Treatment is primarily supportive in most cases. This involves providing adequate hydration, monitoring kidney function/GI involvement, symptomatic treatment of arthralgias, and discontinuing medications suspected of precipitating HSP. Joint pain may be relieved with NSAIDs such as ibuprofen, acetaminophen, naproxen, etc. Studies have shown that glucocorticoid therapy helps shorten the duration of abdominal pain in patients with HSP but does not affect morbidity [11].
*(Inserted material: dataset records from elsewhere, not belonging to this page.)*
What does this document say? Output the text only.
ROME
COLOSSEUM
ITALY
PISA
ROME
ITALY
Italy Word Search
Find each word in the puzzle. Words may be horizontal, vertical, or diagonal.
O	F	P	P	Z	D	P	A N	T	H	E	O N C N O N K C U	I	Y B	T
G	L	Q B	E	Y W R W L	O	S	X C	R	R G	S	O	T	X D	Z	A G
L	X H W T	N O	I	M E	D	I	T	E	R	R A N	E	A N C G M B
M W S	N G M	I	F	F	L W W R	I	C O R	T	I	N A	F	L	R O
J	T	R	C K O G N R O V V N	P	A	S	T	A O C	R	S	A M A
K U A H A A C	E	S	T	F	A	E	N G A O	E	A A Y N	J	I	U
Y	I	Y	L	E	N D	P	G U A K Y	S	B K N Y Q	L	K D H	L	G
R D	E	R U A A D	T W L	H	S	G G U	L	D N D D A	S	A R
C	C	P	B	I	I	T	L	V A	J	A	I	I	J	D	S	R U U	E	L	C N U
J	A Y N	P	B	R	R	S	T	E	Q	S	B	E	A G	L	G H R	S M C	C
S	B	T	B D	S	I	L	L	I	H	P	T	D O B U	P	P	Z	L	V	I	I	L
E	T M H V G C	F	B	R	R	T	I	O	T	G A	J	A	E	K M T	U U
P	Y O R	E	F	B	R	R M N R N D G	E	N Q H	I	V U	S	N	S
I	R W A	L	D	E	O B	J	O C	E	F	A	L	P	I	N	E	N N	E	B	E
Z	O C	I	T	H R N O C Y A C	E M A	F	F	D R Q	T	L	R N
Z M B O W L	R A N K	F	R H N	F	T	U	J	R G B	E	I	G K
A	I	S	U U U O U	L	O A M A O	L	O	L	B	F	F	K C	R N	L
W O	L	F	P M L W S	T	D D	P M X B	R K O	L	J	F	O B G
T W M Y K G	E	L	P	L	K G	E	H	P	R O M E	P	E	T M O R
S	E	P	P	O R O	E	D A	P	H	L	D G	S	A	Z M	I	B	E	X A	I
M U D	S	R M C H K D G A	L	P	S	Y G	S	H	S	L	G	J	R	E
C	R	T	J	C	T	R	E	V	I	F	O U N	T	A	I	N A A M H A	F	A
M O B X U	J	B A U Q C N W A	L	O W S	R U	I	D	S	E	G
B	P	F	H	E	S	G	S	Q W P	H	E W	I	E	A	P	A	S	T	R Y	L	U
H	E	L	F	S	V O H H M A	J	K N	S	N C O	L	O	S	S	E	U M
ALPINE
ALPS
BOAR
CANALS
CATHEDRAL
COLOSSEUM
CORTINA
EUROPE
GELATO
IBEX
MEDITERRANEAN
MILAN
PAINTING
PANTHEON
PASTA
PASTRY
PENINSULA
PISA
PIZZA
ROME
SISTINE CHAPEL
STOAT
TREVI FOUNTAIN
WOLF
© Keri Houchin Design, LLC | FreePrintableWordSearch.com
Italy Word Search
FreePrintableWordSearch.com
In our patient, his clinical presentation arose several weeks after an upper respiratory infection as is seen in approximately one-half of the cases of HSP [12]. This connection, along with the seasonal nature of HSP cases, which primarily occur in the winter, spring and fall but rarely in the summer [13], support a possible association between infections and HSP. The patient’s presentation which occurred during the winter is in line with this association. However, compared to children, adults with this disease rarely have abdominal pain as the first clinical manifestation [6]. In adults, it is more common to have a poor renal outcome than in children [5]. Although our patient had microscopic hematuria and proteinuria, he had normal renal function throughout his hospital stay. The patient was again given several follow up appointments, however the patient failed to return for his follow up appointments.
4. Conclusion
Henoch-Schonlein Purpura is not commonly seen in adult populations, but should be suspected when there is gastrointestinal, skin, joint, and/or renal involvement. The typical presenting signs of HSP are usually either a skin rash or arthralgias, and although a vast majority of patients will present with either one of these two symptoms, it is important to be aware of non-classic presentations. Our patient’s presentation was atypical in that he presented with severe abdominal pain and a faint petechial rash that led to the diagnosis of HSP and associated renal IgA vasculitis.
Consent
Written informed consent was obtained from the patient for publication of this case report and any accompanying images. A copy of the written consent is available for review by the Editor-in-Chief of this journal.